The draft order - which the Government hopes to push through Parliament early in the new year in advance of incorporation on August 1 - gives DENI control over all aspects of college work. Any grants or loans may be subject to “such conditions as the department thinks appropriate ” and the department can shape the content of development plans.

The Department of Education can change instruments and articles of government and vary, add to or remove the powers of colleges.

The forum submission says the department’s right to impose any arrangements in the way they charge fees, assist students, provide meals and refreshments, supply goods and services, form companies and make investments “greatly curtails the powers given to governing bodies”.

It claims that the power to require them to give the Department the proceeds from sales of surplus property is “particularly restrictive, especially to the development of strategic decisions and the use of such property for security against borrowing”. DENI’s right to appoint the chair and all other governors is also seen as “heavy handed”.

NATFHE says the small number of governors - between 12 and 16 - will reduce community involvement and create practical difficulties in the work of sub-committees. It believes there should be less business representation and more from trade unions and staff, and that part-time as well as full-time students should be allowed to vote for a member.

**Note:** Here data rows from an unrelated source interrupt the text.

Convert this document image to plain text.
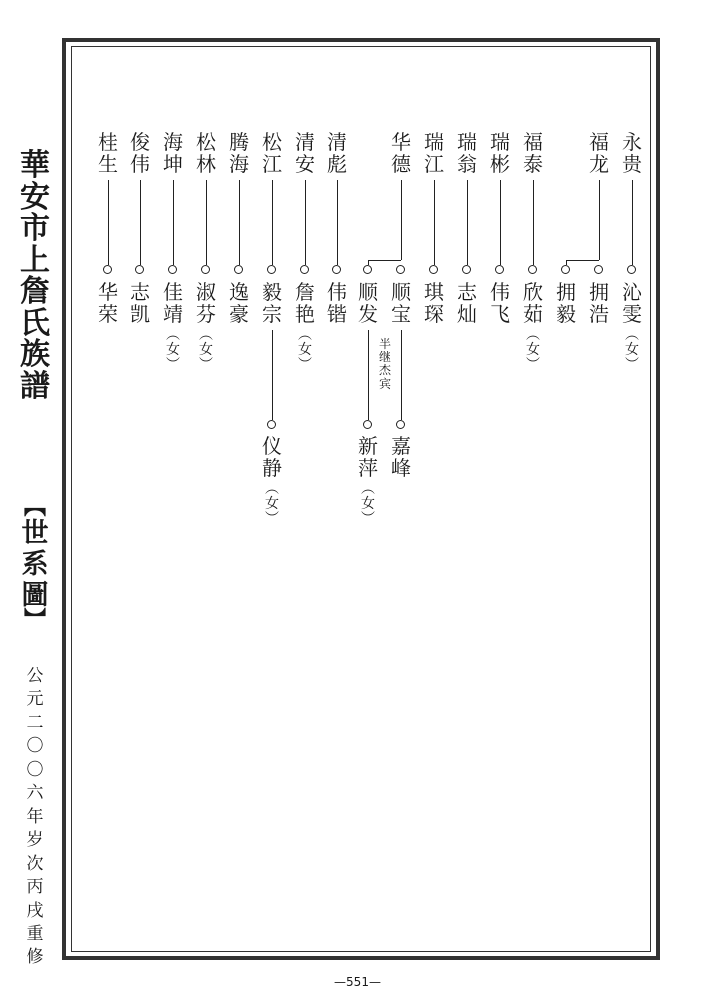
華
安
市
上
詹
氏
族
譜
︻
世
系
圖
︼
公
元
二
〇
〇
六
年
岁
次
丙
戌
重
修
永
贵
福
龙
福
泰
瑞
彬
瑞
翁
瑞
江
华
德
清
彪
清
安
松
江
腾
海
松
林
海
坤
俊
伟
桂
生
沁
雯
︵
女
︶
拥
浩
拥
毅
欣
茹
︵
女
︶
伟
飞
志
灿
琪
琛
顺
宝
顺
发
伟
锴
詹
艳
︵
女
︶
毅
宗
逸
豪
淑
芬
︵
女
︶
佳
靖
︵
女
︶
志
凯
华
荣
半
继
杰
宾
嘉
峰
新
萍
︵
女
︶
仪
静
︵
女
︶
—551—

The Ulster People’s College has also criticised the absence of democratic representation on governing bodies and the lack of partnership between colleges and local communities. It argues that the inflexible regime being introduced “may impede the emergence of new, innovative forms of education to meet emerging needs”.

“The draft order should be amended to give [the education department] a strategic planning role for the further education sector as a whole. Within this strategy, colleges should be given greater scope to determine their own futures, subject only to the requirements of public accountability,” it says.

The UPC also claims the order may prohibit higher education work, such as its community development and community relations courses, accredited by the University of Ulster, and could bar it from receiving core funding from the department.